Actually, it seems likely that if new TLD registries simply avoid the
blunder of NSI's Second, Third, and Fourth policies, they will see fewer
lawsuits than NSI has seen. And will quite likely find the tiny handful of
remaining lawsuits to be the kind that don't require significant legal
expenses.
>As "catchy" domain names have become a commodity, the pressure for
>securing the "right" name has become intense. Applicants will place one
>registry against another in order to secure the name they want. "If the
>*.WEB registry won't give me the name I want because they are respecting
>a trademark, I will go to *.$$$." The effect is that the .. $$$
>registry will end up in court.
Maybe, but it probably won't (assuming they avoid NSI's flawed policy) be
the kind of being-in-court that costs a noticeable amount of money.

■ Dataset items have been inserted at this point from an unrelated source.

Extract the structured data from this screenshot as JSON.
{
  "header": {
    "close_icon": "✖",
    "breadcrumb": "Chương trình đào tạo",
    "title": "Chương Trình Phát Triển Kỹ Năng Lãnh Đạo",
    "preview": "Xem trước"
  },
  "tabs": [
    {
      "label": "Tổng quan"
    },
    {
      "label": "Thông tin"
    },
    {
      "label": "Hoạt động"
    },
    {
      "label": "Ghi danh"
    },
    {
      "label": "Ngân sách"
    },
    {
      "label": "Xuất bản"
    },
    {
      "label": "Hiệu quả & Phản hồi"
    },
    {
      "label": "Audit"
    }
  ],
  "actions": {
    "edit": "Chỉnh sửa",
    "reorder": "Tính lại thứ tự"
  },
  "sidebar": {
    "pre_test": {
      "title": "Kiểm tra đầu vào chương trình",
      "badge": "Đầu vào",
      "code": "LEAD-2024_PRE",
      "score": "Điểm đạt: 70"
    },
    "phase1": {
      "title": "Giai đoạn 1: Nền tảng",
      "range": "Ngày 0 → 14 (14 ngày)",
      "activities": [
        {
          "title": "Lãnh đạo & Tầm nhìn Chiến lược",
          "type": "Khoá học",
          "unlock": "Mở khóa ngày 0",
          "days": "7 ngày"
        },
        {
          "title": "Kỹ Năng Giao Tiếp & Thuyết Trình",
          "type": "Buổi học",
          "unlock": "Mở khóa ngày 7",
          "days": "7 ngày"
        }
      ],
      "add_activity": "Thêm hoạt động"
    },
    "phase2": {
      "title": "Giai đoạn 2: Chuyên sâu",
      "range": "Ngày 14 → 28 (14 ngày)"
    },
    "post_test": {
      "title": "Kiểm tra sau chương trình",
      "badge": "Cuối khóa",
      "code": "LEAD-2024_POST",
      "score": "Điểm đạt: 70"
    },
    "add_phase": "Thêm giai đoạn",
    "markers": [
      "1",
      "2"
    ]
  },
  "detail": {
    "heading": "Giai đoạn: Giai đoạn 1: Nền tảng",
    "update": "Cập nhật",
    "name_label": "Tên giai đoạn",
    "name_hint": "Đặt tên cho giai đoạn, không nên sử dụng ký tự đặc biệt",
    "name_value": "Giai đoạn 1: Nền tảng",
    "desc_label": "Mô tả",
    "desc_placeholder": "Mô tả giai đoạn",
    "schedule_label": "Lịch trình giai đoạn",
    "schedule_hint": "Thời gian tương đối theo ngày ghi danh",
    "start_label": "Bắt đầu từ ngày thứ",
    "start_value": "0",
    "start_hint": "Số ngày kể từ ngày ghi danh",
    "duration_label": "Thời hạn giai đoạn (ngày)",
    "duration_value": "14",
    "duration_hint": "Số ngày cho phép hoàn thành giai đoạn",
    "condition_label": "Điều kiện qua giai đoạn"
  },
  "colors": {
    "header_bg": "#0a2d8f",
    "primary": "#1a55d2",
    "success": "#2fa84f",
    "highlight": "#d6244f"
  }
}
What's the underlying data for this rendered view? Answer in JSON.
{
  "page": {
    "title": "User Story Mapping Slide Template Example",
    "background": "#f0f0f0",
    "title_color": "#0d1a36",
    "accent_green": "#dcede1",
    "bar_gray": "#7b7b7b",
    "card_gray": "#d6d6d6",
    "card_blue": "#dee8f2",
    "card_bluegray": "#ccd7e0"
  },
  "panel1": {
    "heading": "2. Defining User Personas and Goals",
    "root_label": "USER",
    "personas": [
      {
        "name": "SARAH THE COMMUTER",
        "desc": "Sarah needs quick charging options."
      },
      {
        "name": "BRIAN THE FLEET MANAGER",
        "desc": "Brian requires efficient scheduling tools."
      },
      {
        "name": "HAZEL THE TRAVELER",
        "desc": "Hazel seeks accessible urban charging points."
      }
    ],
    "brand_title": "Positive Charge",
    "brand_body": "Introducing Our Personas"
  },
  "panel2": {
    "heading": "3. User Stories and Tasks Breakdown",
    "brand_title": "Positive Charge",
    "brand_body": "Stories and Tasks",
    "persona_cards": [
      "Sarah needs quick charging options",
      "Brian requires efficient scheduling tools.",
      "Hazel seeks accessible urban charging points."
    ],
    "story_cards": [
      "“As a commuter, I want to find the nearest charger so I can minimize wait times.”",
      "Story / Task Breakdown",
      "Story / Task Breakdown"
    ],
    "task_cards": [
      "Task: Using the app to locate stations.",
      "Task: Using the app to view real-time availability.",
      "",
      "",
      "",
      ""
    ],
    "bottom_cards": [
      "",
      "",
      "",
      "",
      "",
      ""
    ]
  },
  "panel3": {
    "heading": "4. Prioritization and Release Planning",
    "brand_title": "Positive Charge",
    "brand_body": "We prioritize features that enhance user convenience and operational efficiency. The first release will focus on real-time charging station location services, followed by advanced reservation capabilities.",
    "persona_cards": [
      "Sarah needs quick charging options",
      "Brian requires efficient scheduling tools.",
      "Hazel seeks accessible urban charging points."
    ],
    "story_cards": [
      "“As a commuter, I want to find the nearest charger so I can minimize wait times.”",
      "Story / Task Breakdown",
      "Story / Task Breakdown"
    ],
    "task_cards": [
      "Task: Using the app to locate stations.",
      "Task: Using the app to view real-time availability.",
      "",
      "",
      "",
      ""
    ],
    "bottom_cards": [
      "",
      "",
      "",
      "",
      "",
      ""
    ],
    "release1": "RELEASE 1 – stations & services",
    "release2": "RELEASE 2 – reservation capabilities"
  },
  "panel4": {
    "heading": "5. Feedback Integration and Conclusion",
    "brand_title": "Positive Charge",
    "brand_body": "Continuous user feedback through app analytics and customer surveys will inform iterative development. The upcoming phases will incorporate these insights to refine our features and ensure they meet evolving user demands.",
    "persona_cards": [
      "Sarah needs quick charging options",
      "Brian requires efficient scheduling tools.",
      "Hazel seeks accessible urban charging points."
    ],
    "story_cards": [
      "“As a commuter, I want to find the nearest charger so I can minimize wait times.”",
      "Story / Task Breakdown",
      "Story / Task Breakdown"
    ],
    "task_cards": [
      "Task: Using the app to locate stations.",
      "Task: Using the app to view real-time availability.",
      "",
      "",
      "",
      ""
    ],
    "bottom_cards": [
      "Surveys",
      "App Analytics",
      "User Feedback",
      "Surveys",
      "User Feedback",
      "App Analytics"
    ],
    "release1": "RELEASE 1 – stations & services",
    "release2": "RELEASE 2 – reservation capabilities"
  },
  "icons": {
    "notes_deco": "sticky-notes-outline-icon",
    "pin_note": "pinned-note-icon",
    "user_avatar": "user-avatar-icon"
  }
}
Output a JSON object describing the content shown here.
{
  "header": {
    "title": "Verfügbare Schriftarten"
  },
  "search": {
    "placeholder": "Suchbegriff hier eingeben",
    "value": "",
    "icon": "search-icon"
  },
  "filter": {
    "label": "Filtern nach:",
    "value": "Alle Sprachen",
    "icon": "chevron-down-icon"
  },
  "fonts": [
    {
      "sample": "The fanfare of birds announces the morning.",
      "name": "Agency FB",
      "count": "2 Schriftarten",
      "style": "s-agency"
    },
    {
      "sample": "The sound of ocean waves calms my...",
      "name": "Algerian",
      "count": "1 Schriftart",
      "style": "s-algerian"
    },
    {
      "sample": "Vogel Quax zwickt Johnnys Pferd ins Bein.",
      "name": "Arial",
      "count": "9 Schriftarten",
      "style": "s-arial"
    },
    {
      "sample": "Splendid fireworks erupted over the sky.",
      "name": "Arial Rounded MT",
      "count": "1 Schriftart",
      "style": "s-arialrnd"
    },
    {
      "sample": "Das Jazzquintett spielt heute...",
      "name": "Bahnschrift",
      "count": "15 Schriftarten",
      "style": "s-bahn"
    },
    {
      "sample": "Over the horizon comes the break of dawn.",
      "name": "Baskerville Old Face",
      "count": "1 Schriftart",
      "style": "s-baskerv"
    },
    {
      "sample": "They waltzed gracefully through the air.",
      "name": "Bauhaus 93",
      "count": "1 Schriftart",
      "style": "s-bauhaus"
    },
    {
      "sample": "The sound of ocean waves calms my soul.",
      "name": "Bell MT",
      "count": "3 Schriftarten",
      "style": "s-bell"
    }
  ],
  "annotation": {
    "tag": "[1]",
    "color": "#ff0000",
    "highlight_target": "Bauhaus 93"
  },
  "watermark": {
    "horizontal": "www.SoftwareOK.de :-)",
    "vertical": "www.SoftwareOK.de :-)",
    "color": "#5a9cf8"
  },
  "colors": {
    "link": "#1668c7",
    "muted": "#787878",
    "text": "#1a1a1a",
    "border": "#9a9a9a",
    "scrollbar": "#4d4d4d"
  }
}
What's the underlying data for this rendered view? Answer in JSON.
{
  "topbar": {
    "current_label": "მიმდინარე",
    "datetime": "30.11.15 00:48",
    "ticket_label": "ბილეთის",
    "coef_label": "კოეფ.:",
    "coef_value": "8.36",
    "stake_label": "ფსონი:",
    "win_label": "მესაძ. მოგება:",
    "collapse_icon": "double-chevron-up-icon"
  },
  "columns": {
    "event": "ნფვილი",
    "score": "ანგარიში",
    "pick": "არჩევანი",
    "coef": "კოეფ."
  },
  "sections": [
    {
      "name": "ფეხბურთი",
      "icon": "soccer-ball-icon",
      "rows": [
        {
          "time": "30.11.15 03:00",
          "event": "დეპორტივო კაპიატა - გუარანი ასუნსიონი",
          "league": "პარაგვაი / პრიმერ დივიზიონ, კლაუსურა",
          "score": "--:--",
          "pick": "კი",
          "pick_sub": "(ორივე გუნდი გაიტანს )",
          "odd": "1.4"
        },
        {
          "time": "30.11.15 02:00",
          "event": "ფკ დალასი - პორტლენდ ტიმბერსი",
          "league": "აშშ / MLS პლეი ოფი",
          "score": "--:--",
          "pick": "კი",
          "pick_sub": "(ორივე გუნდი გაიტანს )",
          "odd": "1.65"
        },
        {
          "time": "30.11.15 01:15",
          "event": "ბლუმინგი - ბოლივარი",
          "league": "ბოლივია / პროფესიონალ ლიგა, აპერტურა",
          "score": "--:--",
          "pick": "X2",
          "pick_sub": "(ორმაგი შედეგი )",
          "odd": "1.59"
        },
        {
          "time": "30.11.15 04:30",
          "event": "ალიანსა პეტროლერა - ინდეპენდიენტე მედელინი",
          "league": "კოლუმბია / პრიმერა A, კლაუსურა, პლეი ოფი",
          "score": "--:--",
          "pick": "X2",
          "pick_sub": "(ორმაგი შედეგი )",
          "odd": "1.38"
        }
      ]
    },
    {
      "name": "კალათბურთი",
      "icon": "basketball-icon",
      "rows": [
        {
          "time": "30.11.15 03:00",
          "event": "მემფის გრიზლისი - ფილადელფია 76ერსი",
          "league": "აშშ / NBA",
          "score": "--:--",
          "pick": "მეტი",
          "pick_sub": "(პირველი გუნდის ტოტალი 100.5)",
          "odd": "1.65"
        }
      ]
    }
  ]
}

>Registries will not have the resources to vet each application for
>trademark infringements in each jurisdiction,
But they don't need such resources. Courts are good at this sort of thing,
and they can determine who is an infringer and who is not. It's their job.
>so the proposed mechanism
>needs to be international respecting specific legal jurisdictions, to
>guard against iTLD registries being summoned to defend allocation of a
>domain name in a distant country.
As a matter of common sense, a trademark owner who is trying to file a
lawsuit that names a registry will select a court that has jursidiction over
the registry, which in most cases would mean a court in the same place where
the registry is. Thus, registries are unlikely to have to respond to a
summons from a distant country. There is no report of NSI ever having been
sued in a court outside of the US, and report of a TLD registry having been
sued in a country outside of its own.